Personal details
- Born: October 27, 1854 Uxbridge, Ontario, Canada
- Died: August 29, 1930 (aged 75)
- Denomination: Society of Friends
- Parents: Joseph Gould

= Alma Gould Dale =

Canadian Quaker minister (1854–1930)

Alma Gould Dale (October 27, 1854 – August 29, 1930), "a legendary figure in Canada history," founded the first monthly Quaker meeting in western Canada, at Hartney, Manitoba, in 1899. She represents the Quaker presence in Canada on one of the seventy-five panels in the Quaker Tapestry at Friends' House, in London, where she is credited with a major role in the growth of Quakerism in Canada from 1800 on. On the tapestry, she is depicted driving a palomino team to a Quaker settlement in western Canada, which she drove in all weather. She was well known as a dynamic speaker and was invited to speak in Canada, England, and New Zealand.

==Life==
Alma Dale was born in Uxbridge, Ontario, on October 27, 1854. She grew up in the Uxbridge Quaker community, which had been established in the early 1800s. Her parents were Joseph and Mary Gould (née James). Her brother was Isaac James Gould. Her father had taken part in the Rebellion of 1837 and later represented North Ontario in the Legislative Assembly of Canada from 1854 to 1861.

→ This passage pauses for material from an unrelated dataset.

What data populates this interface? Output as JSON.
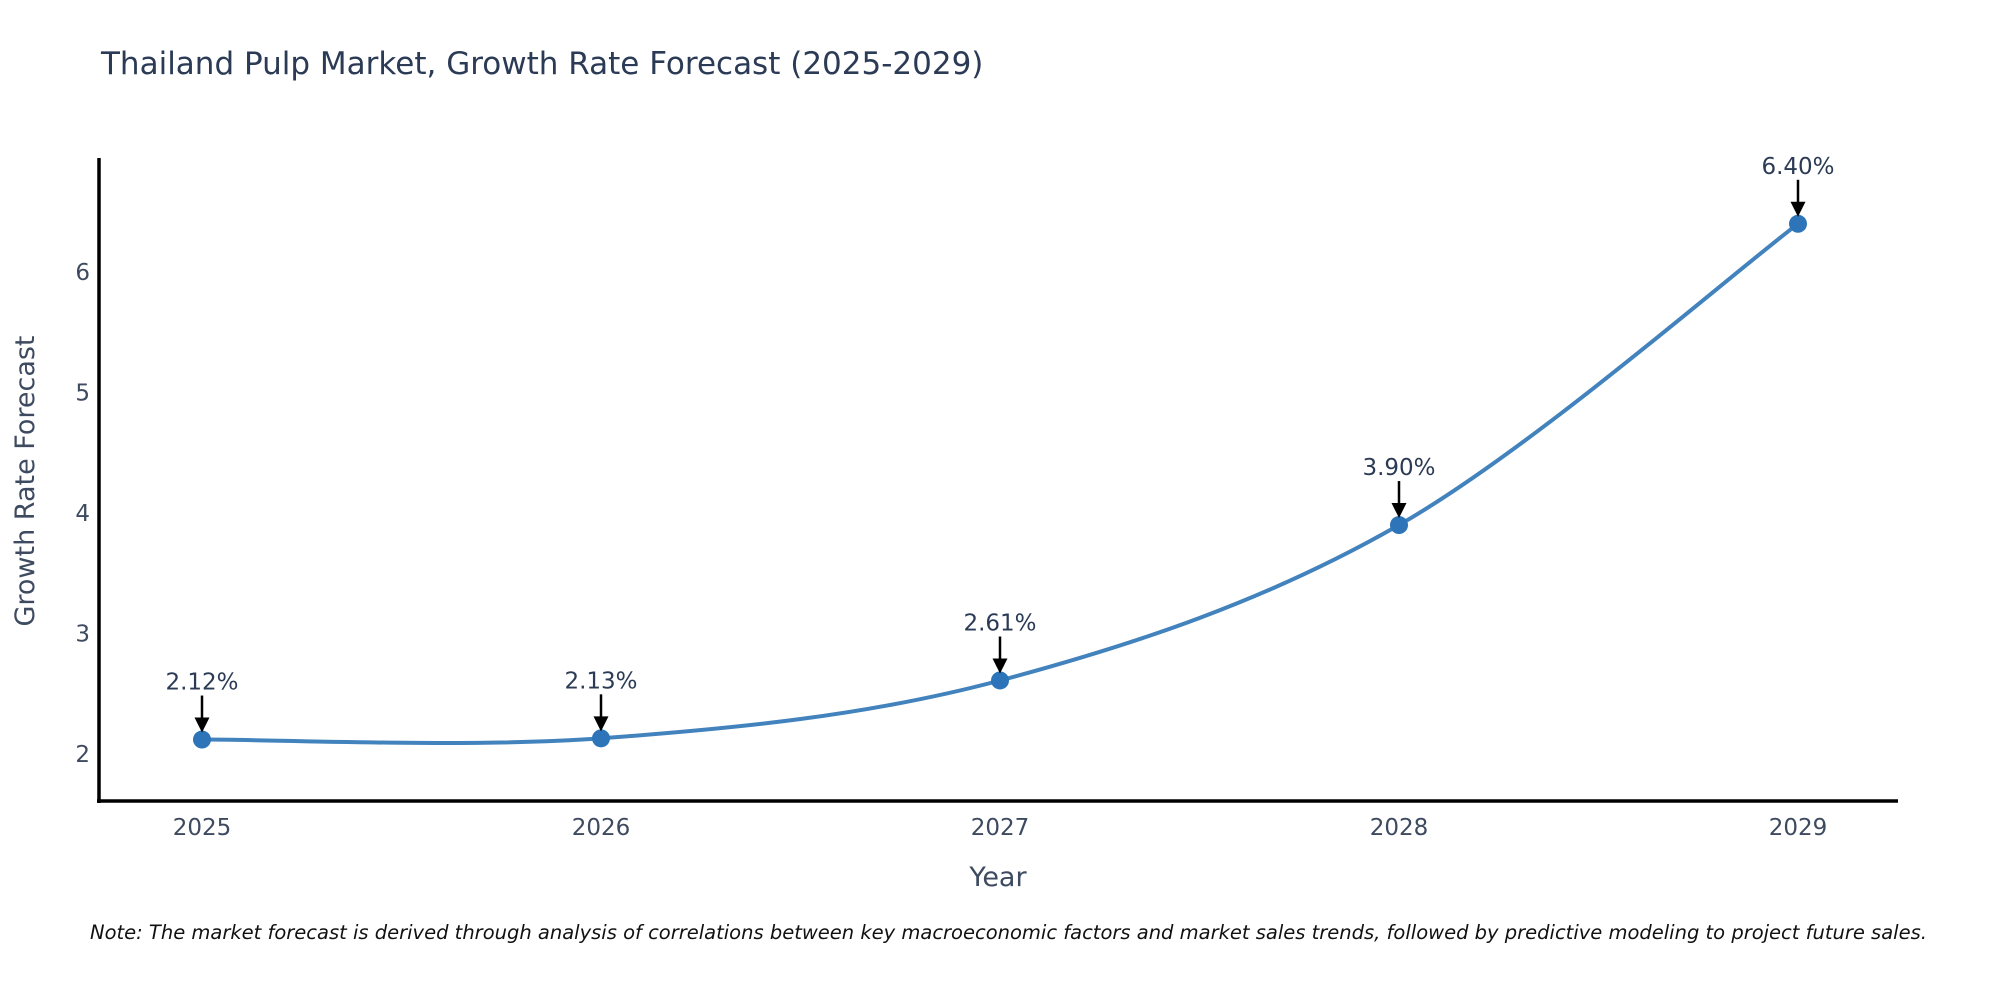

Dale spent eleven years, from 1887 to 1898, as a minister in Uxbridge, Ontario. During this time, she organized a Mission School. In 1898, the Canadian Yearly Meeting authorized Dale to set up meetings in locations of her choice, so she went west as a pioneer minister. In 1899, she organized a monthly meeting at Hartney, Manitoba, under the care of the Yonge Street Quarterly Meeting. While at Hartney, she was also instrumental in establishing a chapter of the Women's Christian Temperance Union. She helped to design and build the church building in Hartney. In a diary-style description of a visit to the western provinces, Jane Zavitz-Bond notes that Alma Dale was even seen up on the roof shingling. The church building was later moved to nearby Dand to be used by the United Church of Canada.

Dale's activities were wide-ranging. In 1907, she reported that she made 109 family visits, held 60 meetings attended by about 2050 persons, and drove 1800 miles in western Canada She also visited England on a 24-day mission to Hermonceux, but she suffered from bad health during this visit. A report of the visit mentions the return of "doubters, drunkards, and backsliders and doubling of attendance at various meetings.

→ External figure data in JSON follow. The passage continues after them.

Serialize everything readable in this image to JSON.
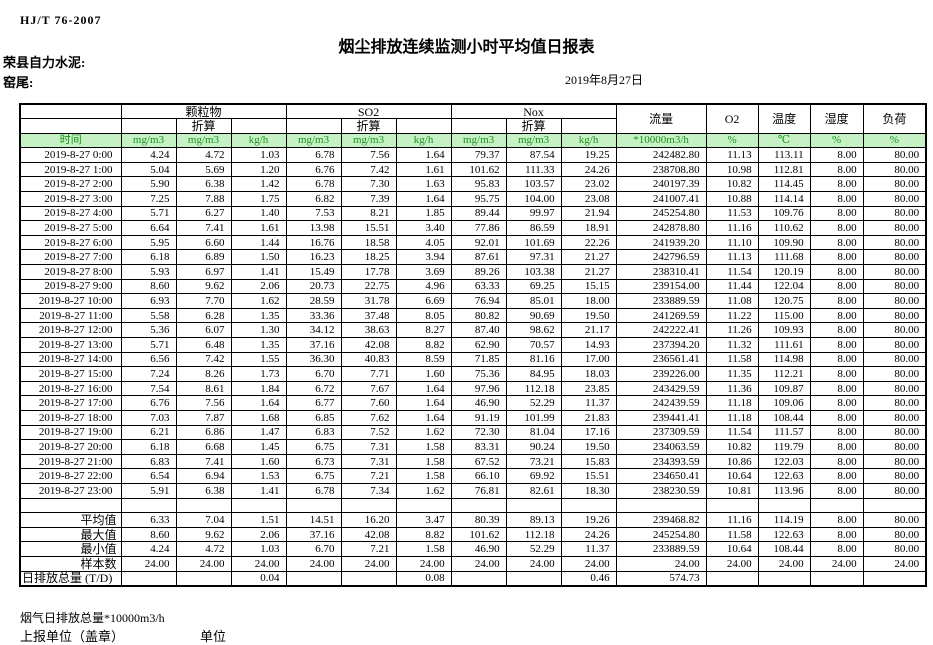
{
  "page": {
    "standard": "HJ/T 76-2007",
    "title": "烟尘排放连续监测小时平均值日报表",
    "company": "荣县自力水泥:",
    "stack": "窑尾:",
    "date": "2019年8月27日"
  },
  "colors": {
    "units_row_bg": "#c5f1c5",
    "units_row_text": "#1e941e",
    "border": "#000000"
  },
  "table": {
    "groups": {
      "pm": "颗粒物",
      "so2": "SO2",
      "nox": "Nox",
      "flow": "流量",
      "o2": "O2",
      "temp": "温度",
      "humidity": "湿度",
      "load": "负荷"
    },
    "converted_label": "折算",
    "units_row": [
      "时间",
      "mg/m3",
      "mg/m3",
      "kg/h",
      "mg/m3",
      "mg/m3",
      "kg/h",
      "mg/m3",
      "mg/m3",
      "kg/h",
      "*10000m3/h",
      "%",
      "℃",
      "%",
      "%"
    ],
    "rows": [
      {
        "time": "2019-8-27 0:00",
        "values": [
          "4.24",
          "4.72",
          "1.03",
          "6.78",
          "7.56",
          "1.64",
          "79.37",
          "87.54",
          "19.25",
          "242482.80",
          "11.13",
          "113.11",
          "8.00",
          "80.00"
        ]
      },
      {
        "time": "2019-8-27 1:00",
        "values": [
          "5.04",
          "5.69",
          "1.20",
          "6.76",
          "7.42",
          "1.61",
          "101.62",
          "111.33",
          "24.26",
          "238708.80",
          "10.98",
          "112.81",
          "8.00",
          "80.00"
        ]
      },
      {
        "time": "2019-8-27 2:00",
        "values": [
          "5.90",
          "6.38",
          "1.42",
          "6.78",
          "7.30",
          "1.63",
          "95.83",
          "103.57",
          "23.02",
          "240197.39",
          "10.82",
          "114.45",
          "8.00",
          "80.00"
        ]
      },
      {
        "time": "2019-8-27 3:00",
        "values": [
          "7.25",
          "7.88",
          "1.75",
          "6.82",
          "7.39",
          "1.64",
          "95.75",
          "104.00",
          "23.08",
          "241007.41",
          "10.88",
          "114.14",
          "8.00",
          "80.00"
        ]
      },
      {
        "time": "2019-8-27 4:00",
        "values": [
          "5.71",
          "6.27",
          "1.40",
          "7.53",
          "8.21",
          "1.85",
          "89.44",
          "99.97",
          "21.94",
          "245254.80",
          "11.53",
          "109.76",
          "8.00",
          "80.00"
        ]
      },
      {
        "time": "2019-8-27 5:00",
        "values": [
          "6.64",
          "7.41",
          "1.61",
          "13.98",
          "15.51",
          "3.40",
          "77.86",
          "86.59",
          "18.91",
          "242878.80",
          "11.16",
          "110.62",
          "8.00",
          "80.00"
        ]
      },
      {
        "time": "2019-8-27 6:00",
        "values": [
          "5.95",
          "6.60",
          "1.44",
          "16.76",
          "18.58",
          "4.05",
          "92.01",
          "101.69",
          "22.26",
          "241939.20",
          "11.10",
          "109.90",
          "8.00",
          "80.00"
        ]
      },
      {
        "time": "2019-8-27 7:00",
        "values": [
          "6.18",
          "6.89",
          "1.50",
          "16.23",
          "18.25",
          "3.94",
          "87.61",
          "97.31",
          "21.27",
          "242796.59",
          "11.13",
          "111.68",
          "8.00",
          "80.00"
        ]
      },
      {
        "time": "2019-8-27 8:00",
        "values": [
          "5.93",
          "6.97",
          "1.41",
          "15.49",
          "17.78",
          "3.69",
          "89.26",
          "103.38",
          "21.27",
          "238310.41",
          "11.54",
          "120.19",
          "8.00",
          "80.00"
        ]
      },
      {
        "time": "2019-8-27 9:00",
        "values": [
          "8.60",
          "9.62",
          "2.06",
          "20.73",
          "22.75",
          "4.96",
          "63.33",
          "69.25",
          "15.15",
          "239154.00",
          "11.44",
          "122.04",
          "8.00",
          "80.00"
        ]
      },
      {
        "time": "2019-8-27 10:00",
        "values": [
          "6.93",
          "7.70",
          "1.62",
          "28.59",
          "31.78",
          "6.69",
          "76.94",
          "85.01",
          "18.00",
          "233889.59",
          "11.08",
          "120.75",
          "8.00",
          "80.00"
        ]
      },
      {
        "time": "2019-8-27 11:00",
        "values": [
          "5.58",
          "6.28",
          "1.35",
          "33.36",
          "37.48",
          "8.05",
          "80.82",
          "90.69",
          "19.50",
          "241269.59",
          "11.22",
          "115.00",
          "8.00",
          "80.00"
        ]
      },
      {
        "time": "2019-8-27 12:00",
        "values": [
          "5.36",
          "6.07",
          "1.30",
          "34.12",
          "38.63",
          "8.27",
          "87.40",
          "98.62",
          "21.17",
          "242222.41",
          "11.26",
          "109.93",
          "8.00",
          "80.00"
        ]
      },
      {
        "time": "2019-8-27 13:00",
        "values": [
          "5.71",
          "6.48",
          "1.35",
          "37.16",
          "42.08",
          "8.82",
          "62.90",
          "70.57",
          "14.93",
          "237394.20",
          "11.32",
          "111.61",
          "8.00",
          "80.00"
        ]
      },
      {
        "time": "2019-8-27 14:00",
        "values": [
          "6.56",
          "7.42",
          "1.55",
          "36.30",
          "40.83",
          "8.59",
          "71.85",
          "81.16",
          "17.00",
          "236561.41",
          "11.58",
          "114.98",
          "8.00",
          "80.00"
        ]
      },
      {
        "time": "2019-8-27 15:00",
        "values": [
          "7.24",
          "8.26",
          "1.73",
          "6.70",
          "7.71",
          "1.60",
          "75.36",
          "84.95",
          "18.03",
          "239226.00",
          "11.35",
          "112.21",
          "8.00",
          "80.00"
        ]
      },
      {
        "time": "2019-8-27 16:00",
        "values": [
          "7.54",
          "8.61",
          "1.84",
          "6.72",
          "7.67",
          "1.64",
          "97.96",
          "112.18",
          "23.85",
          "243429.59",
          "11.36",
          "109.87",
          "8.00",
          "80.00"
        ]
      },
      {
        "time": "2019-8-27 17:00",
        "values": [
          "6.76",
          "7.56",
          "1.64",
          "6.77",
          "7.60",
          "1.64",
          "46.90",
          "52.29",
          "11.37",
          "242439.59",
          "11.18",
          "109.06",
          "8.00",
          "80.00"
        ]
      },
      {
        "time": "2019-8-27 18:00",
        "values": [
          "7.03",
          "7.87",
          "1.68",
          "6.85",
          "7.62",
          "1.64",
          "91.19",
          "101.99",
          "21.83",
          "239441.41",
          "11.18",
          "108.44",
          "8.00",
          "80.00"
        ]
      },
      {
        "time": "2019-8-27 19:00",
        "values": [
          "6.21",
          "6.86",
          "1.47",
          "6.83",
          "7.52",
          "1.62",
          "72.30",
          "81.04",
          "17.16",
          "237309.59",
          "11.54",
          "111.57",
          "8.00",
          "80.00"
        ]
      },
      {
        "time": "2019-8-27 20:00",
        "values": [
          "6.18",
          "6.68",
          "1.45",
          "6.75",
          "7.31",
          "1.58",
          "83.31",
          "90.24",
          "19.50",
          "234063.59",
          "10.82",
          "119.79",
          "8.00",
          "80.00"
        ]
      },
      {
        "time": "2019-8-27 21:00",
        "values": [
          "6.83",
          "7.41",
          "1.60",
          "6.73",
          "7.31",
          "1.58",
          "67.52",
          "73.21",
          "15.83",
          "234393.59",
          "10.86",
          "122.03",
          "8.00",
          "80.00"
        ]
      },
      {
        "time": "2019-8-27 22:00",
        "values": [
          "6.54",
          "6.94",
          "1.53",
          "6.75",
          "7.21",
          "1.58",
          "66.10",
          "69.92",
          "15.51",
          "234650.41",
          "10.64",
          "122.63",
          "8.00",
          "80.00"
        ]
      },
      {
        "time": "2019-8-27 23:00",
        "values": [
          "5.91",
          "6.38",
          "1.41",
          "6.78",
          "7.34",
          "1.62",
          "76.81",
          "82.61",
          "18.30",
          "238230.59",
          "10.81",
          "113.96",
          "8.00",
          "80.00"
        ]
      }
    ],
    "summary": [
      {
        "label": "",
        "kind": "spacer",
        "values": [
          "",
          "",
          "",
          "",
          "",
          "",
          "",
          "",
          "",
          "",
          "",
          "",
          "",
          ""
        ]
      },
      {
        "label": "平均值",
        "kind": "stat",
        "values": [
          "6.33",
          "7.04",
          "1.51",
          "14.51",
          "16.20",
          "3.47",
          "80.39",
          "89.13",
          "19.26",
          "239468.82",
          "11.16",
          "114.19",
          "8.00",
          "80.00"
        ]
      },
      {
        "label": "最大值",
        "kind": "stat",
        "values": [
          "8.60",
          "9.62",
          "2.06",
          "37.16",
          "42.08",
          "8.82",
          "101.62",
          "112.18",
          "24.26",
          "245254.80",
          "11.58",
          "122.63",
          "8.00",
          "80.00"
        ]
      },
      {
        "label": "最小值",
        "kind": "stat",
        "values": [
          "4.24",
          "4.72",
          "1.03",
          "6.70",
          "7.21",
          "1.58",
          "46.90",
          "52.29",
          "11.37",
          "233889.59",
          "10.64",
          "108.44",
          "8.00",
          "80.00"
        ]
      },
      {
        "label": "样本数",
        "kind": "stat",
        "values": [
          "24.00",
          "24.00",
          "24.00",
          "24.00",
          "24.00",
          "24.00",
          "24.00",
          "24.00",
          "24.00",
          "24.00",
          "24.00",
          "24.00",
          "24.00",
          "24.00"
        ]
      },
      {
        "label": "日排放总量 (T/D)",
        "kind": "total",
        "values": [
          "",
          "",
          "0.04",
          "",
          "",
          "0.08",
          "",
          "",
          "0.46",
          "574.73",
          "",
          "",
          "",
          ""
        ]
      }
    ]
  },
  "footer": {
    "flue_gas_note": "烟气日排放总量*10000m3/h",
    "reporting_unit": "上报单位（盖章）",
    "unit_label": "单位"
  }
}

Dale worked until her death at 76, on August 29, 1930. The Journal of the Canadian Friends Historical Association described her as a dynamic speaker able to arouse people's consciousness. In the days before women were acknowledged as having public voices, she accepted speaking engagements in Canada, England, and New Zealand. Bessie Dann recalled a sermon from Dale when she was visiting Norwich, taken from the Proverbs text "The spider taketh hold with her hands and is in king's palaces." In her diary, Gertrude Nicholson describes Alma Dale as "a little lady with short hair [who] dresses rather mannishly." She also mentioned the liveliness of her speaking style and her ability to manage horses.